Pipe-laying through Njarakkal for gas supply to FACT had come up against resistance from people in the areas through which the pipeline was to pass

Gas Authority of India Limited (GAIL) has completed laying gas pipelines for the first phase of natural gas supply from Petronet LNG’s (PLL) Kochi terminal, due for commissioning later this year.

Sources told The Hindu that GAIL, entrusted with the task of laying the pipeline to meet the natural gas demand in the industrial areas around Kochi, came up against stiff challenges in completing the work, estimated to have cost more than Rs.100 crore.

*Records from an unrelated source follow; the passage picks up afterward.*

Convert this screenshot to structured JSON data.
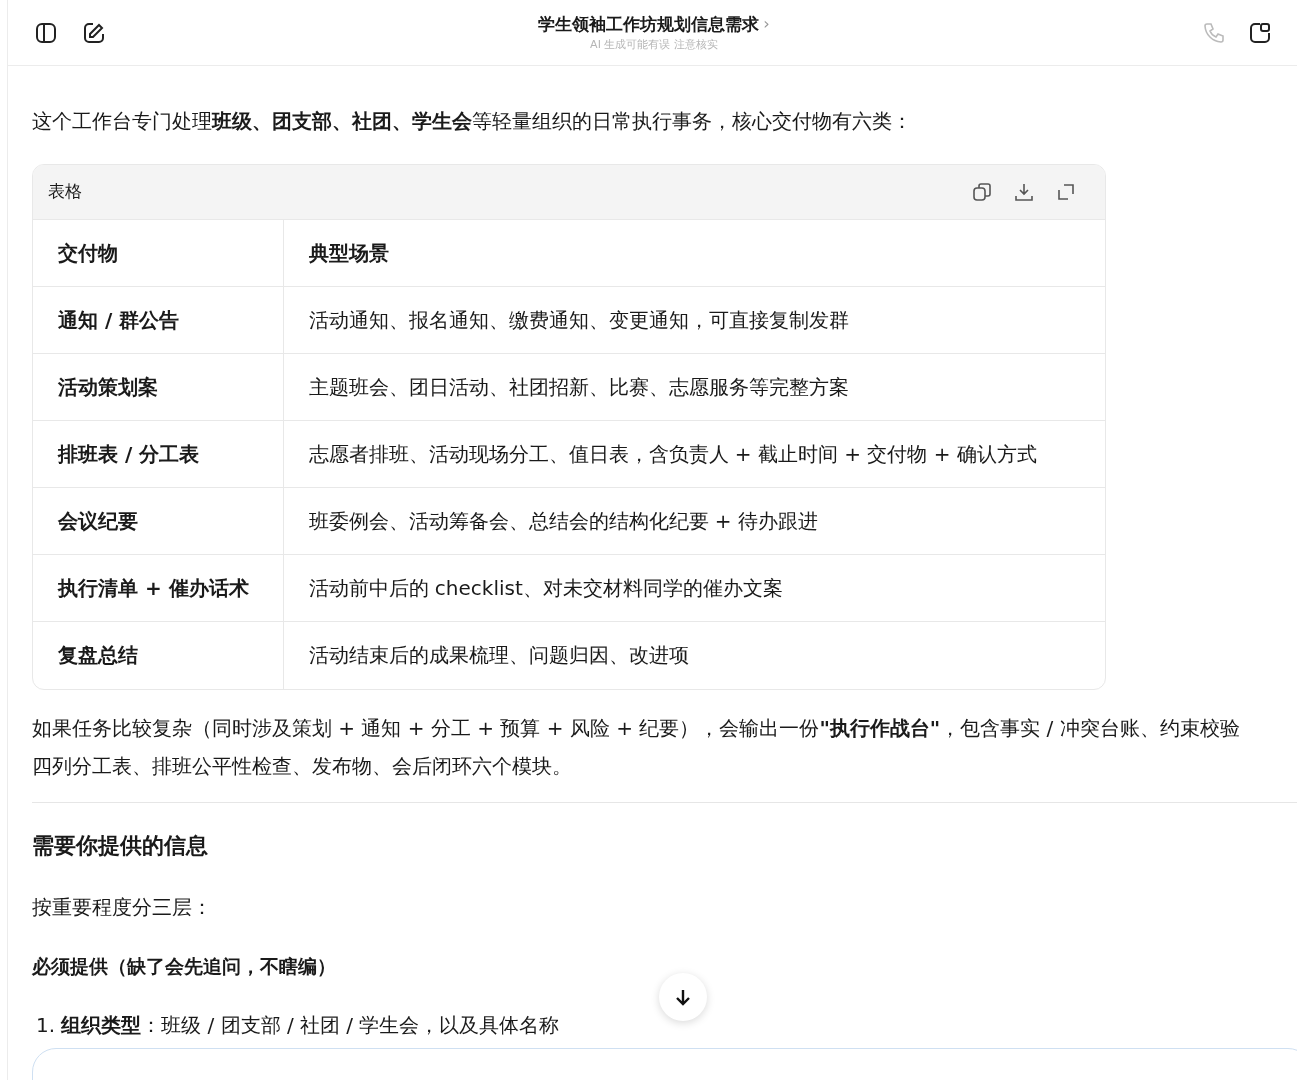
{
  "header": {
    "title": "学生领袖工作坊规划信息需求",
    "chevron": "›",
    "subtitle": "AI 生成可能有误 注意核实"
  },
  "intro": "这个工作台专门处理**班级、团支部、社团、学生会**等轻量组织的日常执行事务，核心交付物有六类：",
  "table": {
    "label": "表格",
    "columns": [
      "交付物",
      "典型场景"
    ],
    "rows": [
      [
        "通知 / 群公告",
        "活动通知、报名通知、缴费通知、变更通知，可直接复制发群"
      ],
      [
        "活动策划案",
        "主题班会、团日活动、社团招新、比赛、志愿服务等完整方案"
      ],
      [
        "排班表 / 分工表",
        "志愿者排班、活动现场分工、值日表，含负责人 + 截止时间 + 交付物 + 确认方式"
      ],
      [
        "会议纪要",
        "班委例会、活动筹备会、总结会的结构化纪要 + 待办跟进"
      ],
      [
        "执行清单 + 催办话术",
        "活动前中后的 checklist、对未交材料同学的催办文案"
      ],
      [
        "复盘总结",
        "活动结束后的成果梳理、问题归因、改进项"
      ]
    ]
  },
  "paragraph_lines": [
    "如果任务比较复杂（同时涉及策划 + 通知 + 分工 + 预算 + 风险 + 纪要），会输出一份**\"执行作战台\"**，包含事实 / 冲突台账、约束校验",
    "四列分工表、排班公平性检查、发布物、会后闭环六个模块。"
  ],
  "section_heading": "需要你提供的信息",
  "section_intro": "按重要程度分三层：",
  "subheading": "必须提供（缺了会先追问，不瞎编）",
  "list": [
    {
      "marker": "1.",
      "text": "**组织类型**：班级 / 团支部 / 社团 / 学生会，以及具体名称"
    }
  ]
}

Pipe-laying through Njarakkal for gas supply to FACT had come up against resistance from people in the areas through which the pipeline was to pass. The route was then shifted using a new alignment via the Container Road, which links the International Container Transshipment Terminal with National Highway 47.

Sources said that the change in alignment had a positive result because the total length of the pipeline was reduced by more than half. The length of the pipeline was 93 km as per the initial plan. It was reduced to 43 km, slashing 50 km of the mix of 30-inch and 18-inch pipeline.

Fuel for seven units

PLL’s Kochi terminal will initially be commissioned with a capacity to supply 2.5 million tonnes of liquefied gas. The fuel will go to seven industrial units — Bharat Petroleum Corporation Limited’s Kochi refinery; Fertilizers and Chemicals Travancore’s Cochin and Udyogamandal divisions; Hindustan Organic Chemicals; BSES power generation facility at Pathalam; Travancore Cochin Chemicals and Nitta Gelatin India Limited.

Another private sector company, which had initially hesitated on getting the supply, is learnt to be in queue for the gas supply.

It is also learnt that the State government has initiated steps to get natural gas for the Brahmapuram power generation facility.

PSUs readying

Meanwhile, public sector undertakings like HOCL, FACT and BPCL-Kochi refinery are getting ready to switch fuel.

According to sources in the industry, BPCL, FACT and BSES power generation facility represent bulk of the demand, with the public sector fertilizer company accounting for about one-fifth of the demand of gas from the first phase of the LNG terminal in Kochi.

Sources indicated that the three public sector companies would be ready to switch fuel by May-June 2013, in tandem with the availability of gas in the city.

FACT’s two productions divisions has raised a demand for between one and 1.2 million metric standard cubic metres of gas per day; BSES’ projected demand is 0.9 mmscmd and BPCL’s projected demand 0.6 mmscmd.